Act now, Mara-Serengeti must live forever

Maasai Mara's everlasting beauty.[Kipsang Joseph/Standard]

The Serengeti-Mara ecosystem, one of the most protected conservation areas on earth has seen a 400 per cent increase in human population over the past decade putting its future in peril.

As a result, the increased human activity and an influx of livestock along the borders of the iconic ecosystem are threatening the renowned wildebeest migration among other wildlife patterns.

The Kenyan side has witnessed a 75 per cent reduction in the population of larger wildlife species during the same period.

The grim revelations are contained in research findings initiated by African Bio Services and conducted by an international team of scientists that pored at 40 years of conservation-related data.

The effects of such activities, warn the scientists, could potentially make the ecosystem less resilient to future shocks such as drought or further climate change.

So serious is the hemming in of the wildlife in the core-protected area that the experts now feel the danger posed by human activities should be tackled on the same level as poaching.

“Our work shows that encroachment by people should be considered just as serious a challenge as better known issues such as poaching and climate change,” said Dr Colin Beale from the University of York.

Apart from harm done to wildlife, the research also discovered that the increased human activity along the areas bordering the protected areas is having a detrimental impact on plants and soils as well.

A leopard in Maasai Mara where human activity is destroying its natural habitat. [Wilberforce Okwiri, Standard]

According to the research whose results were also published this week by the journal Science, such activities along the parks’ buffer zones have squeezed the area available for migration of wildebeests, zebras and gazelles, causing them to spend more time consuming less nutritious grass than they did in the past.

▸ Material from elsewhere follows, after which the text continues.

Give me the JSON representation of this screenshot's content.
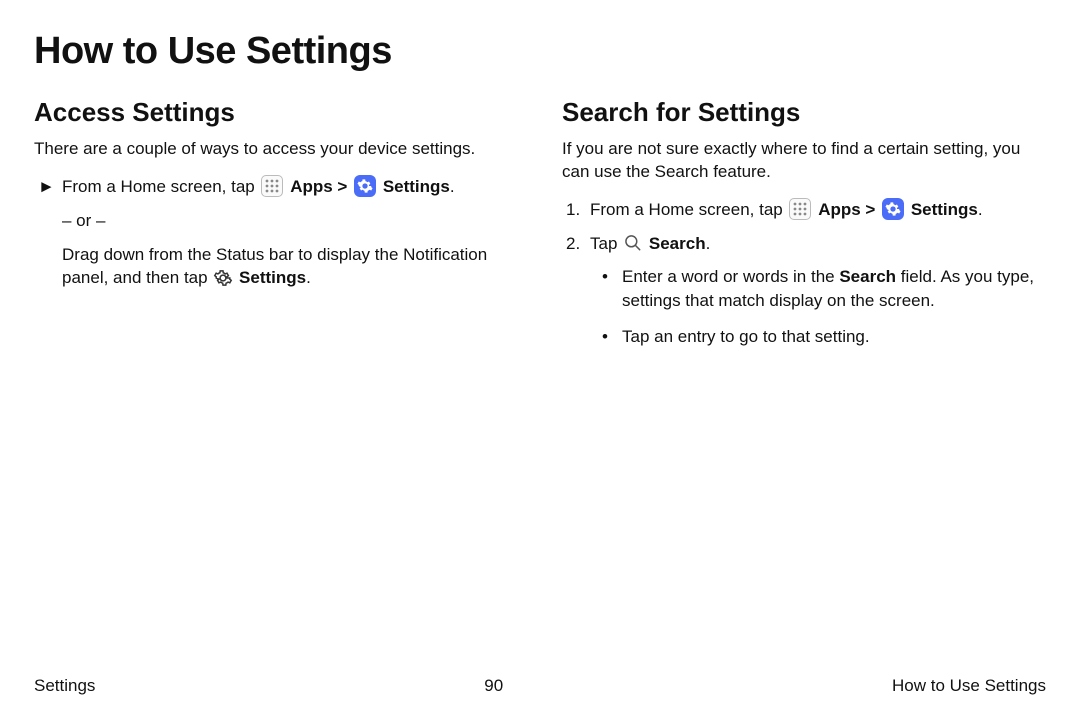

Their migration attracts thousands of tourists to the Mara-Serengeti ecosystem. [Wilberforce Okwiri]

Every year a million wildebeests, half a million gazelles and 200,000 zebras make the perilous trek from Serengeti in Tanzania to the Maasai Mara in Kenya in their search for water and grazing land.

However, the report says the intense grazing has reduced the frequency of natural fires, changing the vegetation and altering grazing opportunities for other wildlife in the core areas.

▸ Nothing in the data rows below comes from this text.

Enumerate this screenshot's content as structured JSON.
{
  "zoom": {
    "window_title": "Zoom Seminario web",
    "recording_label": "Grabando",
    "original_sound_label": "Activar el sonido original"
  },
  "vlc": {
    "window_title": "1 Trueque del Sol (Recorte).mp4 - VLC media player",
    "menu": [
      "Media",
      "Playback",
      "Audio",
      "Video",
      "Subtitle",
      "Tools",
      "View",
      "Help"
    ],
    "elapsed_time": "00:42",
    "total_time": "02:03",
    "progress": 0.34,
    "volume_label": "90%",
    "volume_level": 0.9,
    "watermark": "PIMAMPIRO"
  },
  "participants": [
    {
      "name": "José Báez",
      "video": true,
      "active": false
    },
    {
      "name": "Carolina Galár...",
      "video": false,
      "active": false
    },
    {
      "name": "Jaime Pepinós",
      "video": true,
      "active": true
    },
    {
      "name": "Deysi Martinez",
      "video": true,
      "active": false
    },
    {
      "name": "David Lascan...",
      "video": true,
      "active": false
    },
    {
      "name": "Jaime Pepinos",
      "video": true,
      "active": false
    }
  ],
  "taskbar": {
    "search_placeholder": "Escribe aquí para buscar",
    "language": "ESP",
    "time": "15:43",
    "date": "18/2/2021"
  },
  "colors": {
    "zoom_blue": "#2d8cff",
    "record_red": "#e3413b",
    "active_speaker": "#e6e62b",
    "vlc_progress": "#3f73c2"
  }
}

“The impacts are cascading down the food chain, favouring less palatable herbs and altering the beneficial interactions between plants and microorganisms that enable the ecosystem to capture and utilize essential nutrients,” states the report.

Dr. Joseph Ogutu from the University of Hohenheim and one of the key scientists behind the report says the time to act and save the ecosystem is now.

“The intense compression of a large protected area, such as the Serengeti-Mara, should ring alarm bells because most other protected areas are far smaller in size and therefore experience even more intense pressures from human activities,” he says.

Dr.Michiel Veldhuis, lead author of the study from the University of Groningen noted that there is an urgent need to rethink how the boundaries of protected areas are managed to conserve biodiversity.

“The future of the world’s most iconic protected area and their associated human population may depend on it. These findings alter our view on what is needed to protect biodiversity,” he said.

According to the scientists, the situation is dire in a country like Kenya where more than 65 per cent of wildlife is found outside protected areas.

Unfortunately, most of the measures put in place to protect wildlife have not borne the needed fruits.

Professor Mark Ritchie from Syracuse University says keeping people out of an area to protect biodiversity is not enough as there is a need to integrate human activities and conservation outside the reserves.

Around Masai Mara, for example, several wildlife conservancies were established to combine wildlife protection with income generation through ecotourism and protect interests of the Maasai pastoralists. However, research findings show that this system is breaking down as well.

As the pastoralists’ economic fortunes increase through land leases to the conservancies, the more they increase their livestock numbers, which in turn graze in the protected areas. This has pushed out the common grazers except for wide ranging animals such as wildebeest, zebra and elephants.

Masai Mara now relies on improved conservation efforts from her southern neighbour where wildlife authorities are currently addressing the issue on a national level.

“It is fair to say that better protection of the Serengeti National Park and Ngorongoro Conservation Area in Tanzania is currently subsidizing the tourism industry in the Kenyan Mara by still sustaining the mass wildebeest migration,” states a brief by African Bio-Services.

It is hoped that policy makers and political leaders across the region will use this research in finding lasting solutions to the ongoing threat to the Serengeti-Mara ecosystem.